Aberrant splicing in Huntington’s disease via disrupted TDP-43 activity accompanied by altered m6A RNA modification

Huntington's disease (HD) is a neurodegenerative disorder caused by a CAG repeat expansion in the first exon of the HTT gene encoding huntingtin. Prior reports have established a correlation between CAG expanded HTT and altered gene expression. However, the mechanisms leading to disruption of RNA processing in HD remain unclear. Here, our analysis of the reported HTT protein interactome identifies interactions with known RNA-binding proteins (RBPs).
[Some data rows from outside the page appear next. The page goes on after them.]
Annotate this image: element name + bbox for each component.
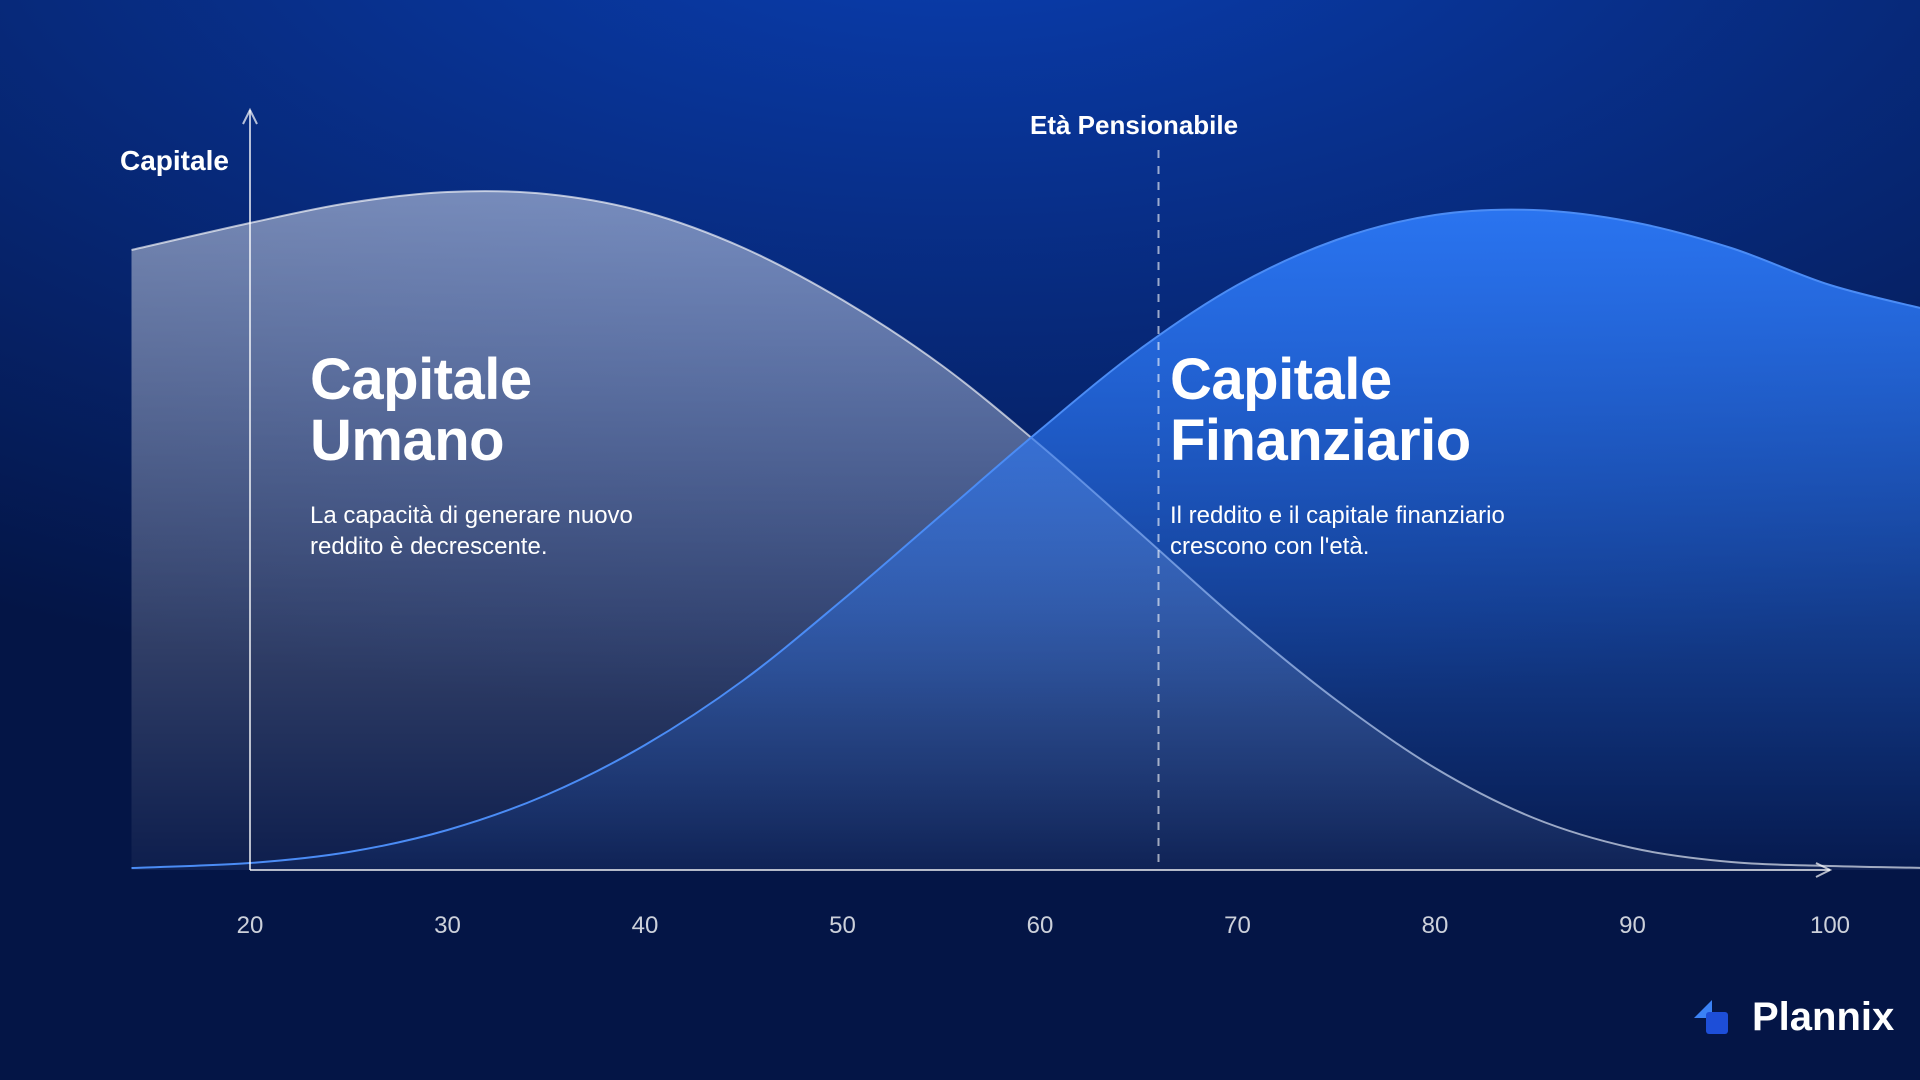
- retirement-age-label: Età Pensionabile: [1030, 110, 1238, 141]
- x-tick-label: 40: [632, 912, 659, 940]
- y-axis-label: Capitale: [120, 145, 229, 177]
- x-tick-label: 50: [829, 912, 856, 940]
- financial-capital-title: CapitaleFinanziario: [1170, 350, 1471, 472]
- x-tick-label: 30: [434, 912, 461, 940]
- x-tick-label: 60: [1027, 912, 1054, 940]
- plannix-logo-icon: [1690, 996, 1740, 1040]
- human-capital-subtitle: La capacità di generare nuovoreddito è d…: [310, 500, 633, 562]
- x-tick-label: 100: [1810, 912, 1850, 940]
- financial-capital-subtitle: Il reddito e il capitale finanziariocres…: [1170, 500, 1505, 562]
- brand-logo: Plannix: [1690, 995, 1894, 1040]
- x-tick-label: 80: [1422, 912, 1449, 940]
- brand-logo-text: Plannix: [1752, 995, 1894, 1040]
- x-tick-label: 20: [237, 912, 264, 940]
- x-tick-label: 90: [1619, 912, 1646, 940]
- x-tick-label: 70: [1224, 912, 1251, 940]
- chart-container: Capitale Età Pensionabile CapitaleUmano …: [0, 0, 1920, 1080]
- human-capital-title: CapitaleUmano: [310, 350, 532, 472]
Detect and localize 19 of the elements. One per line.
Total, long-read sequencing and targeted RASL-seq of RNAs from cortex and striatum of the HD mouse model R6/2 reveals increased exon skipping which is confirmed in Q150 and Q175 knock-in mice and in HD human brain. We identify the RBP TDP-43 and the N6-methyladenosine (m6A) writer protein methyltransferase 3 (METTL3) to be upstream regulators of exon skipping in HD. Along with this novel mechanistic insight, we observe decreased nuclear localization of TDP-43 and cytoplasmic accumulation of phosphorylated TDP-43 in HD mice and human brain. In addition, TDP-43 co-localizes with HTT in human HD brain forming novel nuclear aggregate-like bodies distinct from mutant HTT inclusions or previously observed TDP-43 pathologies. Binding of TDP-43 onto RNAs encoding HD-associated differentially expressed and aberrantly spliced genes is decreased. Finally, m6A RNA modification is reduced on RNAs abnormally expressed in striatum from HD R6/2 mouse brain, including at clustered sites adjacent to TDP-43 binding sites. Our evidence supports TDP-43 loss of function coupled with altered m6A modification as a novel mechanism underlying alternative splicing/unannotated exon usage in HD and highlights the critical nature of TDP-43 function across multiple neurodegenerative diseases.